Originally Posted by
livedarklions
I'm not sure I get why people are dividing your round trip miles by 2, unless you're climbing a hill one way and descending the other, you're probably doing some of the climbing each way. Obviously, the average grade of a round trip is zero because you end up at the same altitude, but that's a truly useless statistic. Because of the geography where I ride, I do a lot of round trip rides that involve climbing and descending a big hill in both directions of a round trip. Since I'm really only interested in the climbing effort, my solution for this is to treat the descents as 0% grade rather than negative. Descent doesn't negate my climbing efforts.
Here's a handy calculator:
https://www.omnicalculator.com/const...levation-grade
You can change the horizontal difference to miles, km, whatever.
BTW, my belief is that the longer the distance, the less useful the average grade is as a statistic.
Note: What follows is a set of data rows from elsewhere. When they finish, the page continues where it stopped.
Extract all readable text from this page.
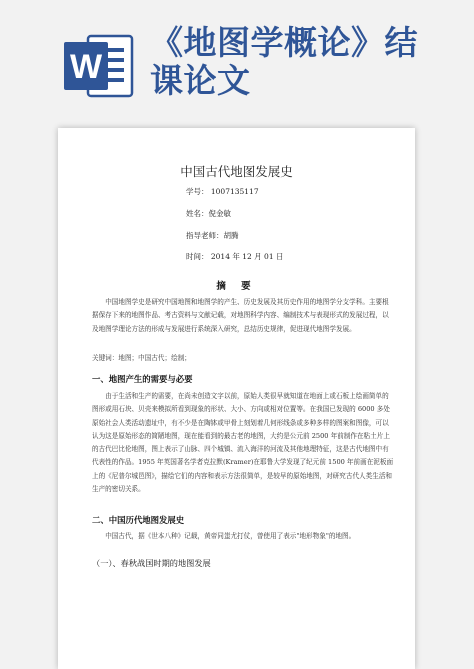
W
《地图学概论》结
课论文
中国古代地图发展史
学号： 1007135117
姓名：倪金敏
指导老师：胡腾
时间： 2014 年 12 月 01 日
摘 要
中国地图学史是研究中国地图和地图学的产生、历史发展及其历史作用的地图学分支学科。主要根据保存下来的地图作品、考古资料与文献记载，对地图科学内容、编制技术与表现形式的发展过程，以及地图学理论方法的形成与发展进行系统深入研究，总结历史规律，促进现代地图学发展。
关键词：地图；中国古代；绘制；
一、地图产生的需要与必要
由于生活和生产的需要，在尚未创造文字以前，原始人类很早就知道在地面上或石板上绘画简单的图形或用石块、贝壳来模拟所看到现象的形状、大小、方向或相对位置等。在我国已发现的 6000 多处原始社会人类活动遗址中，有不少是在陶钵或甲骨上刻划着几何形线条或多种多样的图案和图像，可以认为这是原始形态的简陋地图，现在能看到的最古老的地图，大约是公元前 2500 年前制作在粘土片上的古代巴比伦地图，图上表示了山脉、四个城镇、流入海洋的河流及其他地理特征，这是古代地图中有代表性的作品。1955 年英国著名学者克拉默(Kramer)在耶鲁大学发现了纪元前 1500 年前画在泥板面上的《尼普尔城邑图》，描绘它们的内容和表示方法很简单，是较早的原始地图，对研究古代人类生活和生产的密切关系。
二、中国历代地图发展史
中国古代，据《世本八种》记载，黄帝同蚩尤打仗，曾使用了表示"地形物象"的地图。
（一）、春秋战国时期的地图发展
What you're doing is obviously a lot of climbing, but I find how the climb is distributed on a route to be a bigger determinate of how tired I'm going to get than the total amount of climbing. For example, if I have a 15 mile ride with an average 2.5% grade, it's going to be a lot harder if 14 miles of that ride are essentially flat than if it's a consistent 2.5% per mile.
You're doing great! Is that on roads or dirt?
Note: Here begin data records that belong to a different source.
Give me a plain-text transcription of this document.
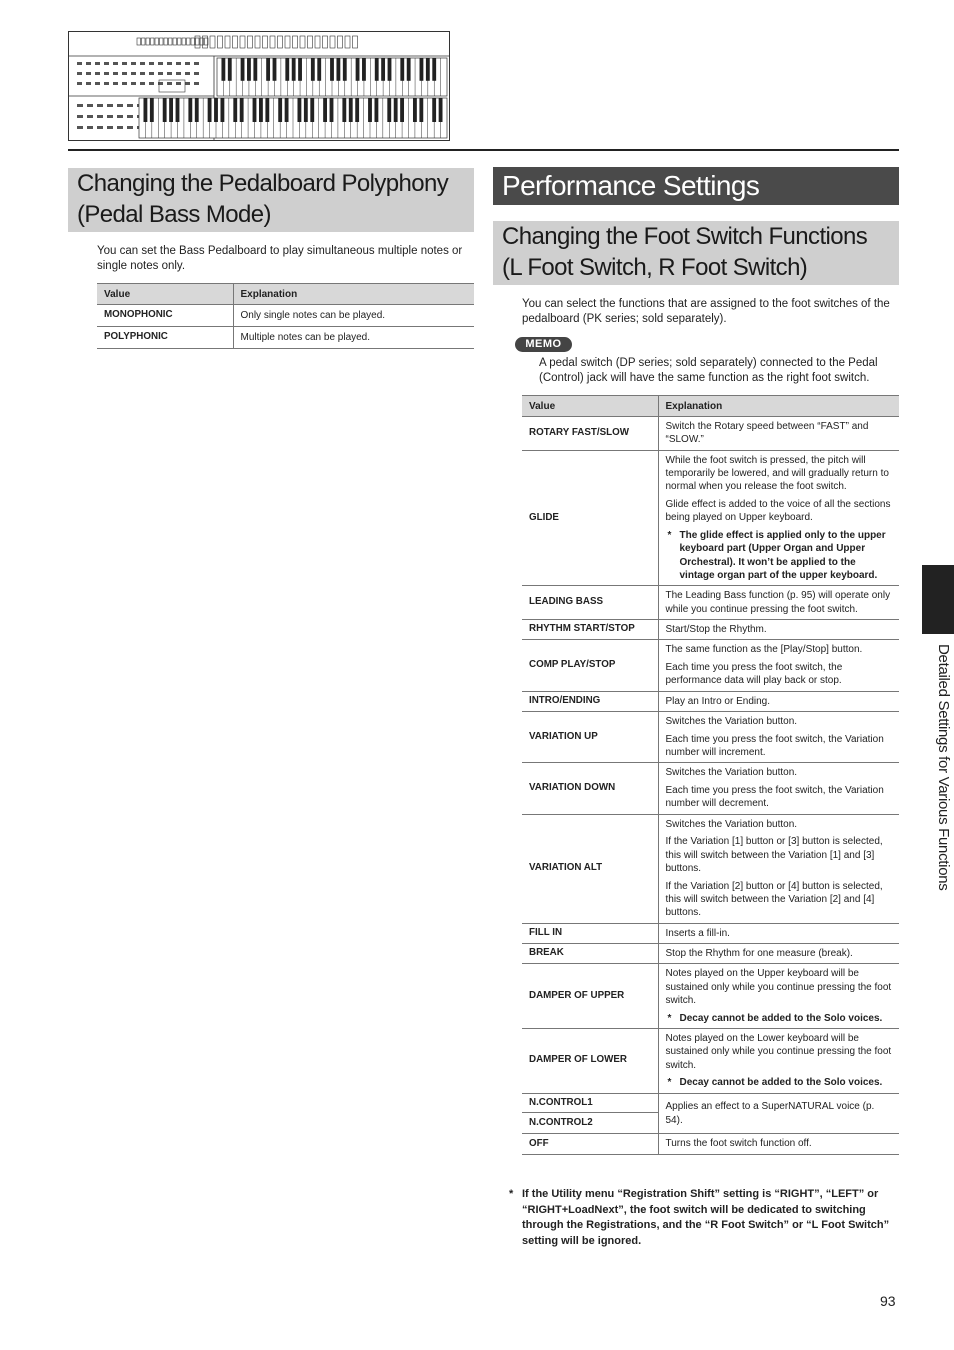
Changing the Pedalboard Polyphony
(Pedal Bass Mode)
You can set the Bass Pedalboard to play simultaneous multiple notes or single notes only.
Value	Explanation
MONOPHONIC	Only single notes can be played.
POLYPHONIC	Multiple notes can be played.
Performance Settings
Changing the Foot Switch Functions
(L Foot Switch, R Foot Switch)
You can select the functions that are assigned to the foot switches of the pedalboard (PK series; sold separately).
MEMO
A pedal switch (DP series; sold separately) connected to the Pedal (Control) jack will have the same function as the right foot switch.
Value	Explanation
ROTARY FAST/SLOW	Switch the Rotary speed between “FAST” and “SLOW.”

GLIDE	While the foot switch is pressed, the pitch will temporarily be lowered, and will gradually return to normal when you release the foot switch.

Glide effect is added to the voice of all the sections being played on Upper keyboard.

* The glide effect is applied only to the upper keyboard part (Upper Organ and Upper Orchestral). It won’t be applied to the vintage organ part of the upper keyboard.

LEADING BASS	The Leading Bass function (p. 95) will operate only while you continue pressing the foot switch.

RHYTHM START/STOP	Start/Stop the Rhythm.

COMP PLAY/STOP	The same function as the [Play/Stop] button.

Each time you press the foot switch, the performance data will play back or stop.

INTRO/ENDING	Play an Intro or Ending.

VARIATION UP	Switches the Variation button.

Each time you press the foot switch, the Variation number will increment.

VARIATION DOWN	Switches the Variation button.

Each time you press the foot switch, the Variation number will decrement.

VARIATION ALT	Switches the Variation button.

If the Variation [1] button or [3] button is selected, this will switch between the Variation [1] and [3] buttons.

If the Variation [2] button or [4] button is selected, this will switch between the Variation [2] and [4] buttons.

FILL IN	Inserts a fill-in.

BREAK	Stop the Rhythm for one measure (break).

DAMPER OF UPPER	Notes played on the Upper keyboard will be sustained only while you continue pressing the foot switch.

* Decay cannot be added to the Solo voices.

DAMPER OF LOWER	Notes played on the Lower keyboard will be sustained only while you continue pressing the foot switch.

* Decay cannot be added to the Solo voices.

N.CONTROL1	Applies an effect to a SuperNATURAL voice (p. 54).

N.CONTROL2	
OFF	Turns the foot switch function off.

* If the Utility menu “Registration Shift” setting is “RIGHT”, “LEFT” or “RIGHT+LoadNext”, the foot switch will be dedicated to switching through the Registrations, and the “R Foot Switch” or “L Foot Switch” setting will be ignored.
Detailed Settings for Various Functions
93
Unless one has a team car at the top of l'Alpe d'Huez, one returns to the same spot on most ride. Net gain is always zero for mere mortals.
She is giving us a very hard set of numbers. 4100 feet in 13 miles is difficult. This is a simple way to look at caloric expenditures, only an attorney would need a calculator. Unless this route is a climb up and then descent, I would like to see those roads. Nonetheless, it does not matter WRT energy used. Why would you make a distinction that has no meaning.
26 miles with 4100 feet of ascent, irrespective of how distributed, will add a distance equivalent to 20-30 miles making this ride feel more like a 50-55 miler in more typical terrain. There are a few places I can think of where a Century could potentially have 16,000 of ascent, but not many.